Randall, like many baby boomers, learned to cook from Julia Child, the Joy of Cooking, and Craig Claiborne’s The New York Times Cookbook. Crepes, soufflés, tortes, beef Wellington, coulibiac—delicious food that’s an achievement as much as a meal, luxurious and dense with calories. But Randall has famously declared her intention to be her family’s “last fat black woman” and even set out some guidelines for achieving that goal in her most recent novel, Ada’s Rules. Her kitchen, known to many as the source of marvelous food, is now also a place for learning—and teaching—about how to eat differently.

“Differently” means cooking with an eye to health as well as to taste. The roster of hummus, kale, roast chicken, chickpeas, salmon, cucumber soup, and anything sweet potato will strike most cooks as a fairly accurate reflection of the way Americans eat now. But family recipes join the mix, as well: Randall’s grandmother’s decorative fruit ice cubes; Chicken Breasts with Grapes and Mushrooms, a dinner staple that Randall cooked for her abusive mother over and over again; pears poached in red wine that bonded Randall and Williams in all-night cooking sessions.

A handful of Nashville restaurant recipes appear in Soul Food Love. Broccoli with Peanuts and Raisins comes from City House; caterer Martha Stamps’s roast-lamb recipe is here, and so is an Eggplant and White Bean Tower from Fido. Notably absent from the collection is a traditional recipe for Nashville hot chicken, but Williams isn’t about to fall for fried food: “Fried chicken is a bad boyfriend. Time to get that so-and-so out of your house.” Instead she offers a spicy, garlicky roast chicken, roasted to a crisp and menacingly red with cayenne.
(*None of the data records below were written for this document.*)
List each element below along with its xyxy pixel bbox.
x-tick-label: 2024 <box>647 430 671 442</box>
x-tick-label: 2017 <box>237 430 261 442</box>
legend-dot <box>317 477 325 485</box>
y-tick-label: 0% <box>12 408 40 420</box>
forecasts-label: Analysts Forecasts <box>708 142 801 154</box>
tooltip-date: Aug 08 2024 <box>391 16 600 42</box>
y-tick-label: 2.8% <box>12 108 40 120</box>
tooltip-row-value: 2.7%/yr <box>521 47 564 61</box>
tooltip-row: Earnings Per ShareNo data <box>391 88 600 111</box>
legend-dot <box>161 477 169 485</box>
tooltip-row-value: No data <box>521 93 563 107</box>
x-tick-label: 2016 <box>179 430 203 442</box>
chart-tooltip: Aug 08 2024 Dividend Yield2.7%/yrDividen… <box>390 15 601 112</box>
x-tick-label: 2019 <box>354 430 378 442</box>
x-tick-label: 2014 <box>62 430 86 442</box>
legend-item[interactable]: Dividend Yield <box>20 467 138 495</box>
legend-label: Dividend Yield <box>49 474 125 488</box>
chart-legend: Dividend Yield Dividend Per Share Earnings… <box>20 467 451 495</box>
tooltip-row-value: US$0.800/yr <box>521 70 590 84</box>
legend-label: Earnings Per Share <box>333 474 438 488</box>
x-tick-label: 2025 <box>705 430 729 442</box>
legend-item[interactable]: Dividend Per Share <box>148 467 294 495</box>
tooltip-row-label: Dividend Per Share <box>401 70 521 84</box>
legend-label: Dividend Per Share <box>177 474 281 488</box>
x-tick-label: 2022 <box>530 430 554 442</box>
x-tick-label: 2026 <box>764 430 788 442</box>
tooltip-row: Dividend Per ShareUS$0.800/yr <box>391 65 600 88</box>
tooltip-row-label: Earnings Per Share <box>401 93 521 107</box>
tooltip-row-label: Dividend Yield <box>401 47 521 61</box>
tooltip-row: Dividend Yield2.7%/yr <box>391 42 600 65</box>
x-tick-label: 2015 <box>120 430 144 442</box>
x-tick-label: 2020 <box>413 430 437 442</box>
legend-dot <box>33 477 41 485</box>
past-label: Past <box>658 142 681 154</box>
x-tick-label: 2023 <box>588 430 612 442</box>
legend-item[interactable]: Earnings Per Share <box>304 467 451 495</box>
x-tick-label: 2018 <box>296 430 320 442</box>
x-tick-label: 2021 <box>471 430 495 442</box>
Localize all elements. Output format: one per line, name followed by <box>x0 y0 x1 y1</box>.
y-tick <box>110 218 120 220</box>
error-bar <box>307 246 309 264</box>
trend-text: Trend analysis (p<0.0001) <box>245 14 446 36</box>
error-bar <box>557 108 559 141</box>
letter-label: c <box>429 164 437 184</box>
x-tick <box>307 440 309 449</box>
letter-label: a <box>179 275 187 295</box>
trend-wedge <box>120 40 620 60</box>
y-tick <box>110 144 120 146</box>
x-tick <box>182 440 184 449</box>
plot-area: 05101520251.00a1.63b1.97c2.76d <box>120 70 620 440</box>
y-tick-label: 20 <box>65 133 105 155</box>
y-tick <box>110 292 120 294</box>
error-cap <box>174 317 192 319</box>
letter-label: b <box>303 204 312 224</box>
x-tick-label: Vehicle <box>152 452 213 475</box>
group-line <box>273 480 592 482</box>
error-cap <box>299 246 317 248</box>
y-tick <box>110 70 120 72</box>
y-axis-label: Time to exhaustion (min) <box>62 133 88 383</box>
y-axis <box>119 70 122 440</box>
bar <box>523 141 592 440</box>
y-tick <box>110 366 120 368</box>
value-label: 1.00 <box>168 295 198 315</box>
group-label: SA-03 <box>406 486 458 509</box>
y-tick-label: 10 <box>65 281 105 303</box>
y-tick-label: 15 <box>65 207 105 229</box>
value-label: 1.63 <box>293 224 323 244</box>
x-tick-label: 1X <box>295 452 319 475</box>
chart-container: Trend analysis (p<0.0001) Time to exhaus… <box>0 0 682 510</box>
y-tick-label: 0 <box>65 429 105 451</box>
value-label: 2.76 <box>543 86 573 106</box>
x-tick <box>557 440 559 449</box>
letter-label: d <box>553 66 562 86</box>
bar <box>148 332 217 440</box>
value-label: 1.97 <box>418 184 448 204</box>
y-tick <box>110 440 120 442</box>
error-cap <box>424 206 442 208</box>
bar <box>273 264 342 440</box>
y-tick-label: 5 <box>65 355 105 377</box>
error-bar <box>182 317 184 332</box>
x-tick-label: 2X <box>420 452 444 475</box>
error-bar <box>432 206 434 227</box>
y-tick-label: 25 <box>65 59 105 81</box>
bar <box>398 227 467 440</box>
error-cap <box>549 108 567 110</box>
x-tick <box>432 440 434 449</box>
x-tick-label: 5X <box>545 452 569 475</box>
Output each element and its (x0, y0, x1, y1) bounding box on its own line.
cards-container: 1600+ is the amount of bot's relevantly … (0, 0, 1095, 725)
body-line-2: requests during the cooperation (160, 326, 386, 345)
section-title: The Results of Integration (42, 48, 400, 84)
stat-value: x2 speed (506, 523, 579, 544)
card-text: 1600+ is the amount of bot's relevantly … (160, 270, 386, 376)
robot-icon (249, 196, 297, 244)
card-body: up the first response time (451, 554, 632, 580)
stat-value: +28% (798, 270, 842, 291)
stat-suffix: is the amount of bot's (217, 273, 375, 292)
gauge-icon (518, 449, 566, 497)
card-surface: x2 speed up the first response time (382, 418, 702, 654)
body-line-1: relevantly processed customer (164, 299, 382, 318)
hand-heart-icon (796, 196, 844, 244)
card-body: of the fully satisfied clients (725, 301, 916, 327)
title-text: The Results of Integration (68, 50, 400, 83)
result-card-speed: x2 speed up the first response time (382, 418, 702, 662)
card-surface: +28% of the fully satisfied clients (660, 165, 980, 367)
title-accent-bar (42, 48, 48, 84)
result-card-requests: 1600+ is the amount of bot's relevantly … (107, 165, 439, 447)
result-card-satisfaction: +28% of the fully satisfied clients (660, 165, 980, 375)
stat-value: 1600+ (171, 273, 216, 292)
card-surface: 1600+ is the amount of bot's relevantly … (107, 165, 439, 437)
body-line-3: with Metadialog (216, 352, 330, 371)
The collection edges into interesting corners of culinary history. The black Adventist movement, under-documented in food literature, is represented by the vegan Poet’s Pot Pie and Oakwood Bean Loaf. Better-known are dishes from African traditions: homemade peanut butter, honey peanut brittle, vegan bean and green soup, and chicken-peanut stew. There are throwbacks to the ’90s trend of “healthy” soul food: reformulated salmon croquettes and collards simmered with spices instead of meat.

In places, the effort to connect a new recipe with an old tradition can feel forced. “Grandma’s Chia Seed Pudding” seems like a stretch when grandma probably never knowingly ate a chia seed. And Fannie Lou Hamer would probably be startled to find her story in the headnote for Steamed Chicken with Broccoli and Basil.

But Soul Food Love’s brew of emotion, experience, intention, and exuberant love of food is potent. There’s enough power in Randall’s poetry and Williams’s food to fuel a seismic shift in African-American diets. And it’s enough to inspire the rest of us, all with unhealthy food histories, to embrace that history, and then kiss it goodbye and keep moving forward.